The Chinese Crested was entered in American dog shows beginning in the late 1800s. Ida Garrett, a young New York newspaper reporter, became interested in the breed and over the course of sixty years bred, exhibited and wrote extensively about these dogs that she loved. In the 1920s, Ida helped Debra Woods of Homestead, Florida, obtain Chinese Cresteds and other hairless breeds. The two women became fast friends. For almost 40 years, they jointly promoted the Chinese Crested with great focus and success. Mrs. Woods kept a log of all of her dogs starting in the 1930s, and by the 1950s that journal became a registration service for all hairless breeds. She maintained these records and guarded them with great pride until her death in 1969. These studbooks were maintained for nearly twelve years by Jo Ann Orlik, and then they became the property of the American Chinese Crested Club, which was founded in 1979.
The Chinese Crested Dog Club of England was established in the 1960s.
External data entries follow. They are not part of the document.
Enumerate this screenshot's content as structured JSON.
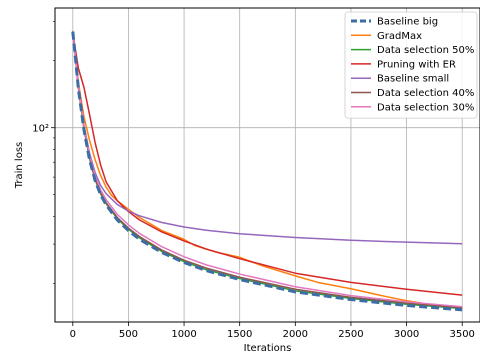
{
  "chart_data": {
    "type": "line",
    "xlabel": "Iterations",
    "ylabel": "Train loss",
    "y_scale": "log",
    "grid": true,
    "legend_position": "top-right",
    "x_ticks": [
      0,
      500,
      1000,
      1500,
      2000,
      2500,
      3000,
      3500
    ],
    "x_tick_labels": [
      "0",
      "500",
      "1000",
      "1500",
      "2000",
      "2500",
      "3000",
      "3500"
    ],
    "y_ticks": [
      100
    ],
    "y_tick_labels": [
      "10²"
    ],
    "xlim": [
      -160,
      3660
    ],
    "ylim": [
      13.4,
      345
    ],
    "series": [
      {
        "name": "Baseline big",
        "color": "#3a6ea5",
        "dashed": true,
        "width": 3,
        "x": [
          0,
          20,
          50,
          100,
          150,
          200,
          250,
          300,
          400,
          500,
          600,
          800,
          1000,
          1200,
          1500,
          2000,
          2500,
          3000,
          3500
        ],
        "y": [
          270,
          215,
          150,
          98,
          72,
          58,
          50,
          45,
          38.5,
          34.5,
          31.5,
          27.5,
          24.8,
          22.8,
          20.8,
          18.3,
          16.9,
          15.9,
          15.2
        ]
      },
      {
        "name": "GradMax",
        "color": "#ff7f0e",
        "dashed": false,
        "width": 1.5,
        "x": [
          0,
          20,
          50,
          100,
          150,
          200,
          250,
          300,
          350,
          400,
          500,
          600,
          800,
          1000,
          1100,
          1300,
          1500,
          1550,
          1700,
          2000,
          2200,
          2500,
          2800,
          3000,
          3200,
          3500
        ],
        "y": [
          270,
          220,
          160,
          112,
          88,
          72,
          61,
          54,
          49.5,
          47,
          43,
          39.5,
          34.5,
          31.5,
          29.5,
          27.5,
          26.2,
          25.6,
          24,
          21.6,
          20.2,
          18.9,
          17.5,
          16.7,
          16.1,
          15.6
        ]
      },
      {
        "name": "Data selection 50%",
        "color": "#2ca02c",
        "dashed": false,
        "width": 1.5,
        "x": [
          0,
          20,
          50,
          100,
          150,
          200,
          250,
          300,
          400,
          500,
          600,
          800,
          1000,
          1200,
          1500,
          2000,
          2500,
          3000,
          3500
        ],
        "y": [
          272,
          216,
          151,
          99,
          73,
          58.5,
          50.5,
          45.5,
          39,
          35,
          32,
          27.8,
          25,
          23,
          21,
          18.5,
          17.1,
          16.1,
          15.4
        ]
      },
      {
        "name": "Pruning with ER",
        "color": "#d62728",
        "dashed": false,
        "width": 1.5,
        "x": [
          0,
          20,
          50,
          100,
          150,
          200,
          250,
          300,
          400,
          500,
          600,
          800,
          1000,
          1200,
          1500,
          2000,
          2500,
          3000,
          3500
        ],
        "y": [
          270,
          230,
          185,
          152,
          115,
          86,
          68,
          57,
          47,
          42,
          38.5,
          34,
          31,
          28.5,
          25.8,
          22.2,
          20.2,
          18.8,
          17.7
        ]
      },
      {
        "name": "Baseline small",
        "color": "#9467bd",
        "dashed": false,
        "width": 1.5,
        "x": [
          0,
          20,
          50,
          100,
          150,
          200,
          250,
          300,
          400,
          500,
          600,
          800,
          1000,
          1200,
          1500,
          2000,
          2500,
          3000,
          3500
        ],
        "y": [
          270,
          218,
          155,
          103,
          77,
          63,
          55,
          50.5,
          45.2,
          42.2,
          40.2,
          37.5,
          35.8,
          34.6,
          33.4,
          32.1,
          31.2,
          30.6,
          30.1
        ]
      },
      {
        "name": "Data selection 40%",
        "color": "#8c564b",
        "dashed": false,
        "width": 1.5,
        "x": [
          0,
          20,
          50,
          100,
          150,
          200,
          250,
          300,
          400,
          500,
          600,
          800,
          1000,
          1200,
          1500,
          2000,
          2500,
          3000,
          3500
        ],
        "y": [
          271,
          217,
          152,
          100,
          74,
          59,
          51,
          46,
          39.5,
          35.4,
          32.4,
          28.2,
          25.4,
          23.4,
          21.3,
          18.8,
          17.3,
          16.3,
          15.5
        ]
      },
      {
        "name": "Data selection 30%",
        "color": "#e377c2",
        "dashed": false,
        "width": 1.5,
        "x": [
          0,
          20,
          50,
          100,
          150,
          200,
          250,
          300,
          400,
          500,
          600,
          800,
          1000,
          1200,
          1500,
          2000,
          2500,
          3000,
          3500
        ],
        "y": [
          272,
          219,
          154,
          102,
          76,
          61,
          52.5,
          47.5,
          40.8,
          36.6,
          33.5,
          29.2,
          26.3,
          24.2,
          22,
          19.3,
          17.6,
          16.5,
          15.7
        ]
      }
    ]
  }
}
The Chinese Crested was admitted to the American Kennel Club’s Miscellaneous class in September of 1985. It became eligible for full AKC registration in February of 1991 and became eligible to show at AKC-licensed events in April of that year, as a member of the Toy Group.
The Chinese Crested dog breed generally is a sturdy and healthy little breed. The average life expectancy of the Chinese Crested dog breed is between 10 and 12 years. This is comparable to the median lifespan of most purebred dogs (10 to 13 years), but lower than most breeds similar in size. Potential hereditary defects and disorders commonly found, but not necessarily found, in the Chinese Crested are as follows:
- Allergies: Overreaction by the immune system to an allergen, which is any substance capable of inducing a reaction in that particular animal
- Legg-Calve-Perthes Disease: Defined as the spontaneous degeneration of the hip (coxofemoral) joint
- Patellar Luxation: Commonly known as a “slipped knee cap,” occurs when the patella is displaced from the joint.
- Dental Problems: Diseases and disorders affecting the dog's mouth
- Skin Problems: Conditions that affect the dog's fur and skin. Causes are often related to allergies, bacteria, fungus or parasites.